Preliminary analysis of the association of TRPV1 to the formation of Marfan syndrome aneurysms.

Marfan syndrome (MS) is an autosomal dominant disorder of connective tissue that is caused by mutations in the fibrillin-1 (FBN-1) gene that cause degeneration of the artery. It is accompanied by endothelial dysfunction. The potential transient receptor of the vanilloid subfamily 1 (TRPV1) ion channel plays an important role in endothelial vascular functioning. Here we determine the association of the presence TRPV1 in aortic aneurysm with dilation and dissection of the artery in MS patients.

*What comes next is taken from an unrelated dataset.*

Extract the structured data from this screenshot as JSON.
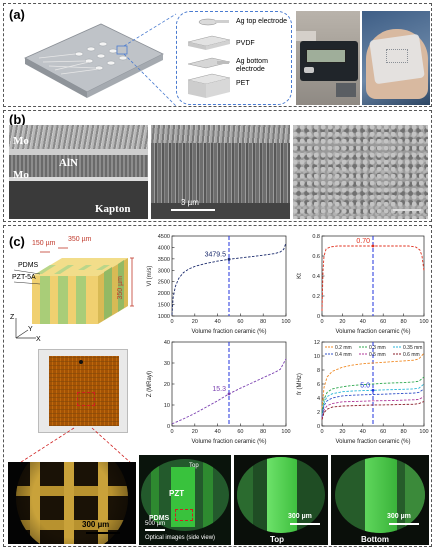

Histological sections of aortic aneurysm tissue obtained by the surgical procedure of Bentall and De Bono or David, were processed by immunohistochemistry with antibodies against ICAM, VCAM, iNOS, eNOS, TRPV1 and TNF-α and the immunolabelling area was determined. We also measured the NO3⁻/NO2⁻ ratio in the aortic tissue. C-reactive protein and HDL in plasma were quantified. A significant increase in iNOS, TRPV1, VCAM (p≤0.05), NO3⁻/NO2⁻ ratio (p=0.002) and a significant decrease in eNOS (p=0.04) and HDL in plasma (p=0.02) in the MS vs. the C group were found. Conclusion: TRPV1 is over-expressed in aortic tissue from MS patients and can be associated with increases in iNOS, VCAM and a decrease in eNOS. These changes might contribute to the progression and rupture of the thoracic aneurysm.